The Lord Bishop of Coventry: To ask Her Majesty’s Government what steps they are taking to ensure that all sides of the Syrian conflict adhere to the provisions of United Nations Security Council Resolution 2165 requiring all parties to cease indiscriminate attacks.[HL1872]
The Minister of State, Foreign and Commonwealth Office (Baroness Anelay of St Johns): We are concerned about indiscriminate attacks on civilians in Syria which contravene international law. The UK has consistently called upon all parties in the conflict to respect international law and played a leading role in initiating and securing the passing of UN Security Council Resolutions 2139 and 2165, which demand that all parties cease all attacks against civilians and comply fully with their obligations to protect civilians in armed conflict. The UN Independent Commission of Inquiry’s most recent report was clear that the Assad regime, Islamic State of Iraq and the Levant and other extremist groups, were behind the majority of such attacks. On 25 September 2014, the UK and our partners secured a strong resolution at the UN Human Rights Council which demands that the Syrian authorities cooperate fully with the Commission of Inquiry.

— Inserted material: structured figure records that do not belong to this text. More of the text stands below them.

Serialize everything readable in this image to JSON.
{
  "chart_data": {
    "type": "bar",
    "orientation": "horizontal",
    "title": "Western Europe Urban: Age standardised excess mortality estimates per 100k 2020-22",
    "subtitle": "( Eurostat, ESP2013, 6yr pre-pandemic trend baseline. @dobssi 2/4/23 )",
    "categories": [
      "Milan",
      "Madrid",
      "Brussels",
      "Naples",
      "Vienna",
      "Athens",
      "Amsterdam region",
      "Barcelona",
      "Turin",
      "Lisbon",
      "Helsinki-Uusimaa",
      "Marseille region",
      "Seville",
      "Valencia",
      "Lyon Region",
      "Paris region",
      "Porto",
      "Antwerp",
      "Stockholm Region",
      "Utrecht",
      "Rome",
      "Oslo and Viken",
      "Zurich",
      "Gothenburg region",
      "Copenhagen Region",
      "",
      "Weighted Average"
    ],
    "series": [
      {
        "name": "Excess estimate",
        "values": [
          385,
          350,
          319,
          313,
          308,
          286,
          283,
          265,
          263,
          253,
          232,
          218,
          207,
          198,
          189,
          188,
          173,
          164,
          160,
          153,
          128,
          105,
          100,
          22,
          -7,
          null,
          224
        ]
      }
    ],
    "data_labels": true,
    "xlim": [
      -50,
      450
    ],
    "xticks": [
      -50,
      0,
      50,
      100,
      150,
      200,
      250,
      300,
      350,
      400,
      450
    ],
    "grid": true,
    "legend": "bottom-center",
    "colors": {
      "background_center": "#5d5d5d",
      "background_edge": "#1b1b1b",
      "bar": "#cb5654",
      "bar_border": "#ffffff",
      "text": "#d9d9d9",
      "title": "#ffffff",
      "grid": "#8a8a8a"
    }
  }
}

In partnership with other donor countries, we have funded the collection of documentary evidence of human rights abuses to allow those responsible to be held accountable. We have also funded Law of Armed Conflict training to help armed groups understand their responsibilities and obligations under international law and international human rights standards. We welcome the commitment of the Syrian National Coalition and associated moderate armed groups to abide by these standards.
The Lord Bishop of Coventry: To ask Her Majesty’s Government what percentage of the £600 million they have committed to the situation in Syria has been assigned to long-term civil society projects.[HL1873]
Baroness Jolly: Following the International Development Secretary’s announcement of £100 million at United Nations General Assembly, total United Kingdom funding in response to the humanitarian crisis in Syria and the region now stands at £700 million. Of this, over 50 per cent has been allocated to projects managed by non-governmental organisations. Due to the structure of our funding, the fluidity of the situation, and the resulting need for flexibility, it is not possible to give an exact breakdown of the amount assigned to such projects, however we remain committed to supporting capacity building of local civil society in the longer term.
The Lord Bishop of Coventry: To ask Her Majesty’s Government whether they plan to reconsider joining the UNHCR resettlement programme for Syrian refugees.[HL1875]
The Parliamentary Under-Secretary of State, Home Office (Lord Bates): The Syrian Vulnerable Persons Relocation (VPR) Scheme operates in parallel with the UNHCR’s Syria Humanitarian Admission Programme (HAP). There are no plans to reconsider joining the HAP as the VPR scheme is based on need rather than fulfilling a quota. However, we work very closely with UNHCR to identify the most vulnerable people and the scheme has their full co-operation. The VPR is relocating several hundred of the most vulnerable Syrians displaced by the conflict to the UK.
The UK is the second largest bi-lateral donor after the USA.